Prep 5 hrs
Cook 7 hrs
I saw this on Emeril Live and it looked so good I decided I had to try it. Since I live alone, I'll have to wait for my next big BBQ to try it out.
- 1 boneless pork butt, about 4 pounds
- 22.18 ml dark brown sugar
- 14.79 ml Emeril's Original Essence (recipe on Recipezaar if you don't have it)
- 7.39 ml salt
- 7.39 ml cumin
- 7.39 ml paprika
- 7.39 ml fresh ground pepper
- 7.39 ml cayenne
- 8 hamburger buns
- Coleslaw (Recipe on Recipezaar)
Wet Mop Basting Sauce
- 236.59 ml white vinegar
- 236.59 ml apple cider vinegar
- 14.79 ml dark brown sugar
- 14.79 ml red pepper flakes
- 14.79 ml cracked black pepper
- 236.59 ml apple cider vinegar
- 236.59 ml ketchup
- 44.37 ml packed dark brown sugar
- 14.79 ml yellow mustard
- 14.79 ml molasses
- 4.92 ml salt
- 1 dried crushed red pepper flakes
- Wet Mop Basting Sauce: The night before you cook the pork, combine all the ingredients in a large bowl and whisk well.
- Refrigerate and let the flavors blend overnight.
- Barbecued Pulled Pork: Place the pork in a baking dish.
- In a bowl, combine the spices.
- Rub the seasoning evenly over the pork to coat.
- Cover with plastic and refrigerate at least 4 hours or overnight.
- Preheat oven or smoker to 225 degrees F.
- Bring the pork to room temperature and place in a roasting pan, fat side up.
- Slow cook in the oven, basting with the Wet Mop Basting Sauce every 45 minutes, until tender and the internal temperature reaches 160 degrees F.
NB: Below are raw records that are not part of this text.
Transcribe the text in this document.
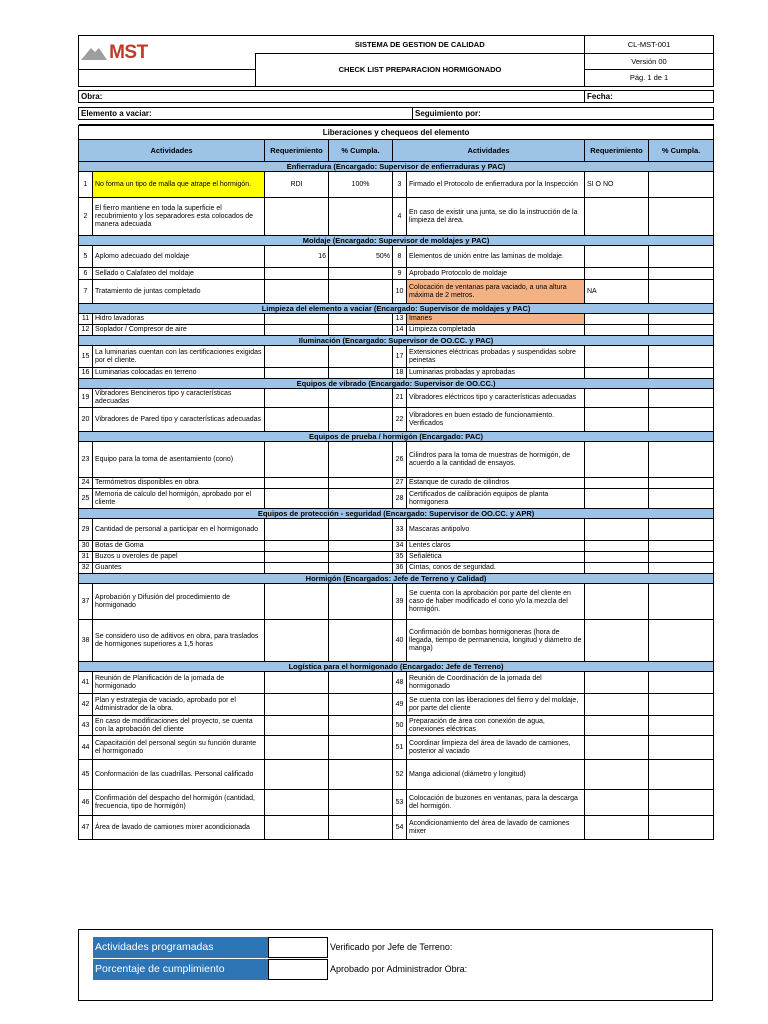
MST	SISTEMA DE GESTION DE CALIDAD	CL-MST-001
	CHECK LIST PREPARACION HORMIGONADO	Versión 00
		Pág. 1 de 1
Obra:		Fecha:

Elemento a vaciar:	Seguimiento por:	

Liberaciones y chequeos del elemento							
Actividades		Requerimiento	% Cumpla.	Actividades		Requerimiento	% Cumpla.
Enfierradura (Encargado: Supervisor de enfierraduras y PAC)							
1	No forma un tipo de malla que atrape el hormigón.	RDI	100%	3	Firmado el Protocolo de enfierradura por la Inspección	SI O NO	
2	El fierro mantiene en toda la superficie el recubrimiento y los separadores esta colocados de manera adecuada			4	En caso de existir una junta, se dio la instrucción de la limpieza del área.		
Moldaje (Encargado: Supervisor de moldajes y PAC)							
5	Aplomo adecuado del moldaje	16	50%	8	Elementos de unión entre las laminas de moldaje.		
6	Sellado o Calafateo del moldaje			9	Aprobado Protocolo de moldaje		
7	Tratamiento de juntas completado			10	Colocación de ventanas para vaciado, a una altura máxima de 2 metros.	NA	
Limpieza del elemento a vaciar (Encargado: Supervisor de moldajes y PAC)							
11	Hidro lavadoras			13	Imanes		
12	Soplador / Compresor de aire			14	Limpieza completada		
Iluminación (Encargado: Supervisor de OO.CC. y PAC)							
15	La luminarias cuentan con las certificaciones exigidas por el cliente.			17	Extensiones eléctricas probadas y suspendidas sobre peinetas		
16	Luminarias colocadas en terreno			18	Luminarias probadas y aprobadas		
Equipos de vibrado (Encargado: Supervisor de OO.CC.)							
19	Vibradores Bencineros tipo y características adecuadas			21	Vibradores eléctricos tipo y características adecuadas		
20	Vibradores de Pared tipo y características adecuadas			22	Vibradores en buen estado de funcionamiento. Verificados		
Equipos de prueba / hormigón (Encargado: PAC)							
23	Equipo para la toma de asentamiento (cono)			26	Cilindros para la toma de muestras de hormigón, de acuerdo a la cantidad de ensayos.		
24	Termómetros disponibles en obra			27	Estanque de curado de cilindros		
25	Memoria de calculo del hormigón, aprobado por el cliente			28	Certificados de calibración equipos de planta hormigonera		
Equipos de protección - seguridad (Encargado: Supervisor de OO.CC. y APR)							
29	Cantidad de personal a participar en el hormigonado			33	Mascaras antipolvo		
30	Botas de Goma			34	Lentes claros		
31	Buzos u overoles de papel			35	Señalética		
32	Guantes			36	Cintas, conos de seguridad.		
Hormigón (Encargados: Jefe de Terreno y Calidad)							
37	Aprobación y Difusión del procedimiento de hormigonado			39	Se cuenta con la aprobación por parte del cliente en caso de haber modificado el cono y/o la mezcla del hormigón.		
38	Se considero uso de aditivos en obra, para traslados de hormigones superiores a 1,5 horas			40	Confirmación de bombas hormigoneras (hora de llegada, tiempo de permanencia, longitud y diámetro de manga)		
Logística para el hormigonado (Encargado: Jefe de Terreno)							
41	Reunión de Planificación de la jornada de hormigonado			48	Reunión de Coordinación de la jornada del hormigonado		
42	Plan y estrategia de vaciado, aprobado por el Administrador de la obra.			49	Se cuenta con las liberaciones del fierro y del moldaje, por parte del cliente		
43	En caso de modificaciones del proyecto, se cuenta con la aprobación del cliente			50	Preparación de área con conexión de agua, conexiones eléctricas		
44	Capacitación del personal según su función durante el hormigonado			51	Coordinar limpieza del área de lavado de camiones, posterior al vaciado		
45	Conformación de las cuadrillas. Personal calificado			52	Manga adicional (diámetro y longitud)		
46	Confirmación del despacho del hormigón (cantidad, frecuencia, tipo de hormigón)			53	Colocación de buzones en ventanas, para la descarga del hormigón.		
47	Área de lavado de camiones mixer acondicionada			54	Acondicionamiento del área de lavado de camiones mixer		
Actividades programadas	Verificado por Jefe de Terreno:
Porcentaje de cumplimiento	Aprobado por Administrador Obra:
- (The cooking should take about 6- 7 hours.) Remove from the oven and let rest for 20 minutes.
- With a knife and fork, pull the meat apart into small slices of chunks.
- Toss with the barbecue sauce, to taste, and divide among the buns.
- Top with Emeril's cole slaw.
- Barbecue Sauce: In a bowl, combine all the ingredients and whisk well to dissolve the sugar.
- Place in a squeeze bottle and dress the pulled pork to taste.
This was very tender when still hot in the pan with the "mopping" sauce. I poured it off and served it with the "barbecue" sauce. I thought both sauces were too vinegary--so I tossed them and used a barbecue sauce from the market. If I made it again, I would cut down on the vinegar in both sauces.
I used this for the basis for crock pot pulled pork. I only made one sauce and added liquid smoke and not quite as much vineagar. However, growing up in the Carolinas, I prefer this recipe much better than the overwhelmingly sweet ones. Thanks so much
My husband, kids and I have been making this recipe for over two years now. It takes a lot of time but is definately worth every minute. I have had tons of comments on how vinegary the house smells (some think not in a good way) when they walk in and I always tell them, just wait....you will like it. You have to get the whole "picture", yes the sauce smells vinegary but once you marry it with the pork and the homemade coleslaw it's magic and amazing, my mouth waters just thinking about it. The only suggestion that I have is to maybe cut the cayenne pepper in half as it is every part of this recipe, the rub, the mop sauce, bbq sauce and even the coleslaw have cayenne in it or at least seems as if it does. I think this recipe is probably our favourite recipe that we make, that says alot as there are a few favourites that we make often. Mmmmmmmm!!